Even a 0.375% chance to get such viral advertisment is sure anything else than paltry.
Agreed. 0.375% is actually a really impressive number if you ask me.
cool techcrunch too have retweet buttons… i don’t understand the meaning of retweeting
What retweet button? I blocked it using adblock in firefox and I will be sure do the same once it shows up on each comment.
And…. so why are you here?
Does this guestimate account for the retweets that occur directly on twitter? [the core viral component]
(i.e. once you retweet a post, someone who will see your tweet on twitter is I believe very likely to simply retweet your tweet rather than go back to the retweet button on the original post)
wow how this service are growing, it is realy useful, and gives traffic from the twitter
I think this Tweetmeme vs. Retweet stuff is a non-issue. What’s to keep Twitter from getting in on this game?
I fully expect that one day we will wake up and find that Twitter’s home page will look like Digg or Tweetmeme… and include Twitter search, too.
They will have their own button, to boot.
Thanks for running the numbers!
I’ve found something even more contextually useful than the ReTweeting. It is the ReTip feature found on the TipTop search enginge feeltiptop.com. TipTop’s ReTip looks like this:
@rose101 I like your top “retweeting” tip http://bit.ly/1sHsyK in TipTop at http://bit.ly/7TzR9 Share: http://bit.ly/BEZkA7
Link to the rose101’s Tweet: http://twitter....uses/3457281791
Link to the TipTop Search results page: http://feeltipt....com/retweeting
Click to Share this message: http://bit.ly/OYpAZN
Re-Tip in TipTop is indeed the best possible way today for reaching out to whoever you want to reach out to. It works like a charm. Come to FeelTipTop.com and use TipTop to discover and then Re-Tip to appreciate the very best people, ideas, tips, tweets, …
Thanks for running the numbers!
I’ve found something even more contextually useful than the ReTweeting. It is the ReTip feature found on the TipTop search engine feeltiptop.com.
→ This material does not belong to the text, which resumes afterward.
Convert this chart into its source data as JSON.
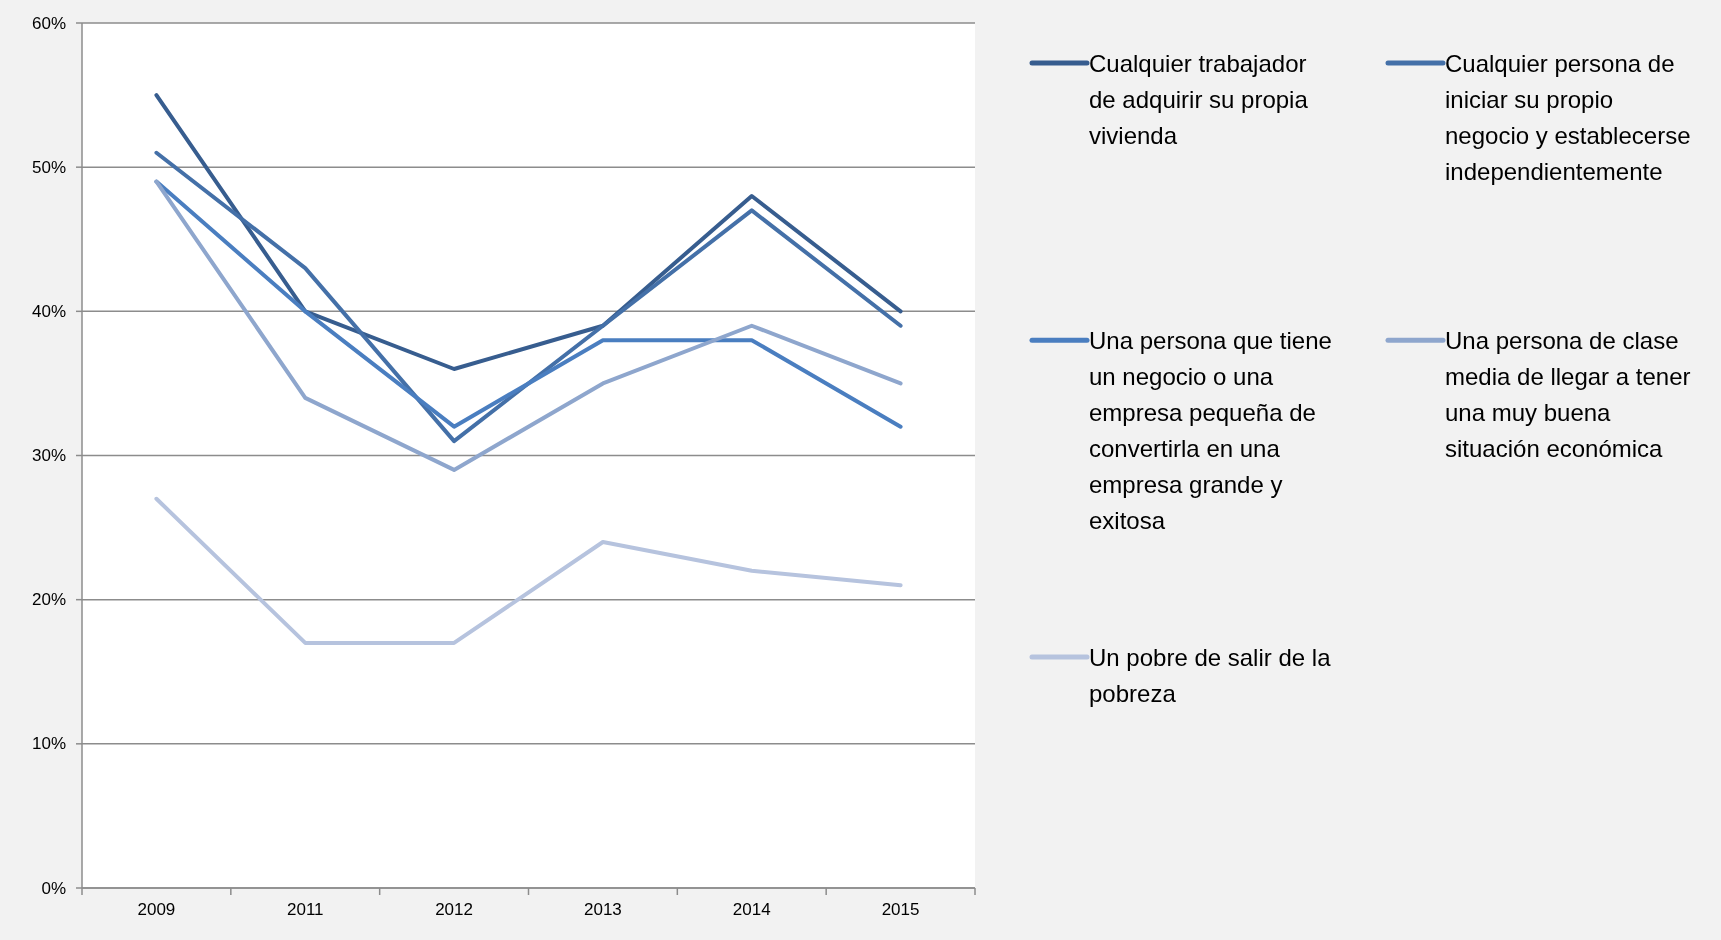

TipTop’s ReTip looks like this:
@rose101 I like your top “retweeting” tip http://bit.ly/1sHsyK in TipTop at http://bit.ly/7TzR9 Share: http://bit.ly/BEZkA7
Link to the rose101’s Tweet: http://twitter....uses/3457281791
Link to the TipTop Search results page: http://feeltipt....com/retweeting
Click to Share this message: http://bit.ly/OYpAZN
I don’t think 0.375% is paltry at all. If you go to the front page of TechCrunch you see 20 odd RT buttons, so you’re getting a RT every 13 visitors, assuming TechCrunch has the average click-through rate. Isn’t that pretty damn good?
ReTweeting is duplicating content without adding any value.
No value.
Adding to the Internet Content Waste.
Retweets of posts are most done for big blogs like yours.